The White House has weighed in on North Carolina's controversial law in the past, calling House Bill 2 "mean-spirited," but this is the first instance in which the president himself has addressed the issue.
Obama said the heavily criticized laws are not necessarily reflective of the national consensus on LGBT issues.
"I think it’s fair to say we’re not unique among countries, where particularly under a federal system in which power is disbursed, that there are going to be some localities, or local officials that put forward laws that aren’t necessarily reflective of a national consensus,” he said.
But, the president emphasized that residents of North Carolina and Mississippi are "wonderful" and "hospitable" people.
"I want everybody here in the United Kingdom to know that the people of North Carolina and Mississippi are wonderful people," he said. "... You should come and enjoy yourselves."

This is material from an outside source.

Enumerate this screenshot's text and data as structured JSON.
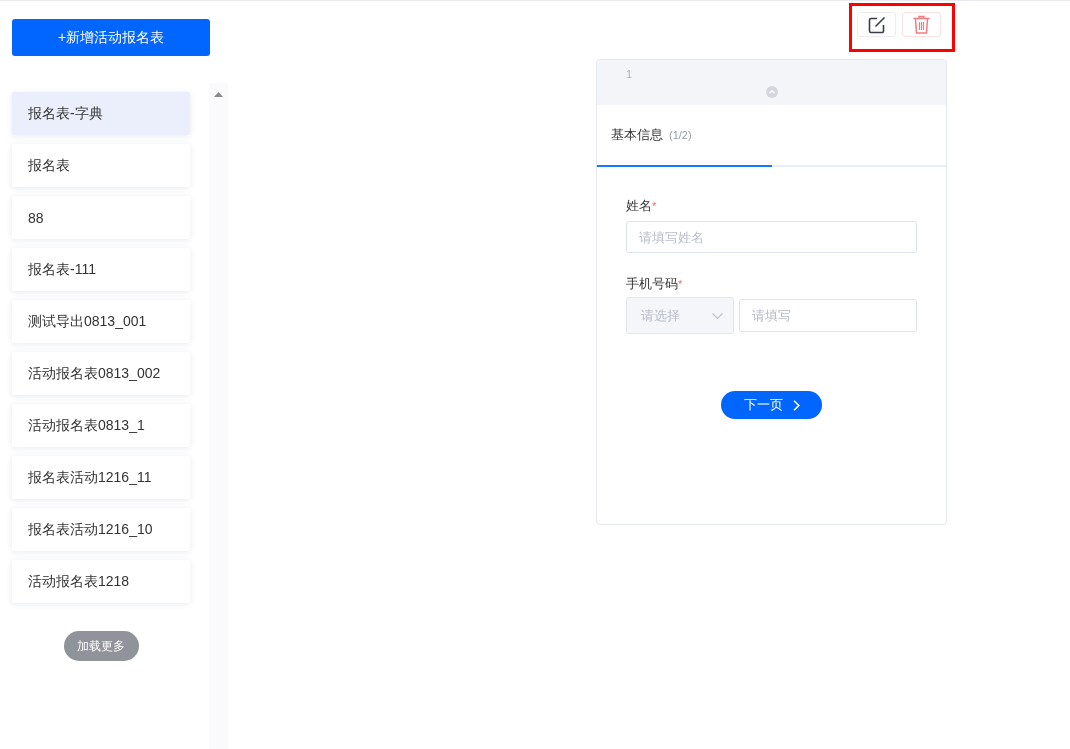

"The U.S. is an extremely diverse society and attitudes towards LGBT people differ hugely across the country," the warning reads. "LGBT travellers may be affected by legislation passed recently in the states of North Carolina and Mississippi."
The law also directs all public schools, government agencies and public college campuses to require that multiple-occupancy bathrooms and changing facilities, such as locker rooms, be designated for use only be people based on the "biological sex" stated on their birth certificates. Transgender people can use bathrooms and changing facilities that correspond to their gender identity only if they change the biological sex on their birth certificate.
Critics have characterized House Bill 1523 as the "most sweeping anti-LGBT legislation in the U.S."